Dans des camps et des abris de fortune, des centaines de migrants qui ont réussi à traverser de Ciudad Juárez, au Mexique, vers les États-Unis ont passé le froid tôt vendredi matin. Le qui affecte le nord du pays a entraîné des températures allant jusqu’à -9 degrés Celsius, selon le National Weather Service (NWS) à El Paso, au Texas.
José Miguel Alegría, un migrant vénézuélien, a réussi à trouver un logement dans le refuge mis en place par l’église du Sacré-Cœur, où il a assuré qu’il y avait 250 personnes, dont des enfants, des femmes et des hommes. « Ils sont venus nous chercher ici parce qu’ils savaient que la vague de froid qui arrivait était assez forte. Nous ne sommes pas habitués à cela et cela m’a beaucoup affecté », a-t-il déclaré au
D’autres migrants n’ont pas pu trouver d’abri avec la capacité de passer la nuit, ils ont donc été contraints de vivre dans la rue.
« Ils nous ont laissés ici comme si nous n’étions pas des êtres humains. La nuit a été forte, je n’ai rien trouvé pour m’envelopper et quand quelqu’un vient j’aide pour essayer de réchauffer mon corps, me distraire, si je reste immobile je ne supporterai pas le froid », Anthony Barreto, qui est venu à El Je passe dimanche soir dernier, « comme tout le monde, par le trou », a-t-il déclaré.
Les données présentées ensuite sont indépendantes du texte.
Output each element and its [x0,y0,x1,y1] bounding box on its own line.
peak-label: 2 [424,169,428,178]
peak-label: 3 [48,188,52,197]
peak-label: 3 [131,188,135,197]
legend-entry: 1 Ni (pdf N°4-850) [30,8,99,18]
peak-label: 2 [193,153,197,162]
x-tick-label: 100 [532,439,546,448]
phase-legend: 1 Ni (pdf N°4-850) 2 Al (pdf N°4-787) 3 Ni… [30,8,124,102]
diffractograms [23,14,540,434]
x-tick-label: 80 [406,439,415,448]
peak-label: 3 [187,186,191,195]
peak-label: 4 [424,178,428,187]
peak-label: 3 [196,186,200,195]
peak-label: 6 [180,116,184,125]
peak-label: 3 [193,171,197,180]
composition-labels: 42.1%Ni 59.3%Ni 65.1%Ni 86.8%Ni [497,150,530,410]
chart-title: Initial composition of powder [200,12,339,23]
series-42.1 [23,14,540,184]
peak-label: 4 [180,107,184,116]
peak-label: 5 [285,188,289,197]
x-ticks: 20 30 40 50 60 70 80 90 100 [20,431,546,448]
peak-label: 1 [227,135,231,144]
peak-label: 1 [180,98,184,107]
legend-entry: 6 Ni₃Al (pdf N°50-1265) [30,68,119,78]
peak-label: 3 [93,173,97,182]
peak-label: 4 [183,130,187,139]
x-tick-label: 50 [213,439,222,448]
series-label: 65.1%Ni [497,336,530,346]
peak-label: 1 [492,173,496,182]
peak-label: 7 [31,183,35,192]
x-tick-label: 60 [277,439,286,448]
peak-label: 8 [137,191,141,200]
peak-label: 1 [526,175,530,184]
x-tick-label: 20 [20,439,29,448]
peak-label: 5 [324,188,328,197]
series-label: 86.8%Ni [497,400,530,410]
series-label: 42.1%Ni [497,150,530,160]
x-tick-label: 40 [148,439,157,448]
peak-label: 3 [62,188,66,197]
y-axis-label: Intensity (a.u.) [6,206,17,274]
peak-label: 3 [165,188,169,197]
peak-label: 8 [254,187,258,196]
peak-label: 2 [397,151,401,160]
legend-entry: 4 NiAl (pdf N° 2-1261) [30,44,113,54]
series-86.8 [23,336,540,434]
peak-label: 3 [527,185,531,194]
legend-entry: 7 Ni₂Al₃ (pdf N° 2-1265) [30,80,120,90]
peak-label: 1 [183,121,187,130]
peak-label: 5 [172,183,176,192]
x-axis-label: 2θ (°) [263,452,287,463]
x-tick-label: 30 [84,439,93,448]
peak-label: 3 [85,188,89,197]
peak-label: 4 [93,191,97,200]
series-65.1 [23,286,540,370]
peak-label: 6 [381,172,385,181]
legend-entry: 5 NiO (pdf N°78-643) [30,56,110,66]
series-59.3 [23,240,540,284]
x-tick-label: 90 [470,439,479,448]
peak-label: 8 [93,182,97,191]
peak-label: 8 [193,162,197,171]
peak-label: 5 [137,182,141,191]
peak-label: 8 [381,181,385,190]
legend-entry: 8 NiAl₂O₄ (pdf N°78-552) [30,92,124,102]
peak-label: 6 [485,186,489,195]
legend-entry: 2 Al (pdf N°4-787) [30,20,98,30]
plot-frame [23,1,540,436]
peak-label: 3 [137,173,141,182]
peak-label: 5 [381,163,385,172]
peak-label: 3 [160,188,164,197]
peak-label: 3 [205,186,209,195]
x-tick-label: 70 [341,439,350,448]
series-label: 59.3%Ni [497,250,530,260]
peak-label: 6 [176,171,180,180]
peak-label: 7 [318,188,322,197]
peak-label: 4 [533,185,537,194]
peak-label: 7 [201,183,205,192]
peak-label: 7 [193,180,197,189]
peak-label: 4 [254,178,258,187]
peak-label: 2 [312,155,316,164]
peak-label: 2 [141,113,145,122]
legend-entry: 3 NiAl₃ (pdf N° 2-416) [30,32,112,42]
Richard Daniel Vázquez, 22 ans, est arrivé à El Paso il y a un jour et a dû passer sa première nuit sur un trottoir avec d’autres migrants. « J’avais très froid parce que mes vêtements étaient mouillés. J’ai traversé la rivière et je faisais de l’hypothermie, je ne pouvais pas me contrôler », a-t-il dit. Il a également assuré qu’il avait essayé de trouver un refuge, mais sans succès.
Au milieu du temps glacial, le bureau des douanes et de la protection des frontières (CBP) a souligné que les frontières américaines ne sont pas ouvertes aux migrants. « Les conditions météorologiques feront chuter les températures à des niveaux dangereux cette semaine. C’est une situation dangereuse, ne risquez pas votre vie », ont-ils écrit sur leur page officielle.
J’ai traversé la rivière et j’étais en hypothermie, je ne pouvais pas me contrôler »
Les citoyens d’El Paso ont décidé d’approcher les migrants avec des fournitures telles que de la nourriture, du chocolat chaud et des vêtements, motivés par la réalité que ces personnes traversent lorsqu’elles arrivent aux États-Unis.
« Nous sommes une famille qui voulait faire quelque chose pour notre peuple. Aujourd’hui, alors qu’il fait si froid, nous voulions faire un petit geste pour vous aider. Ils nous ont dit d’apporter des burritos, des sodas, du lait et des chaussettes », a-t-il expliqué à Blanca García, une habitante de la région, qui se trouvait dans un camp de migrants de fortune.
Ils sont motivés, dit-il, par le fait que « nous sommes tous humains et nous comprenons qu’ils traversent des situations très difficiles. Ils cherchent une meilleure situation.
De l’autre côté de la frontière à Ciudad Juárez, au Mexique, les autorités ont approché les migrants restés le long du fleuve Rio Grande en attendant de passer aux États-Unis, pour les alerter des risques de ce cyclone à la bombe.
« Je ne peux pas violer leur droit d’être ici (à la frontière) en tant qu’adultes, mais nous ne pouvons pas avoir d’enfants ici, nous les mettons même en danger de mourir d’hypothermie. Ils (les migrants) font leur part parce qu’ils veulent vraiment protéger leurs enfants », a déclaré au journal Jesús Rodolfo Villa Rivera, procureur adjoint pour la protection des mineurs à Ciudad Juárez.
Le responsable du gouvernement a assuré que des services de santé pour les mineurs malades sont disponibles dans le bureau du sous-procureur en collaboration avec le Secrétariat d’État à la santé.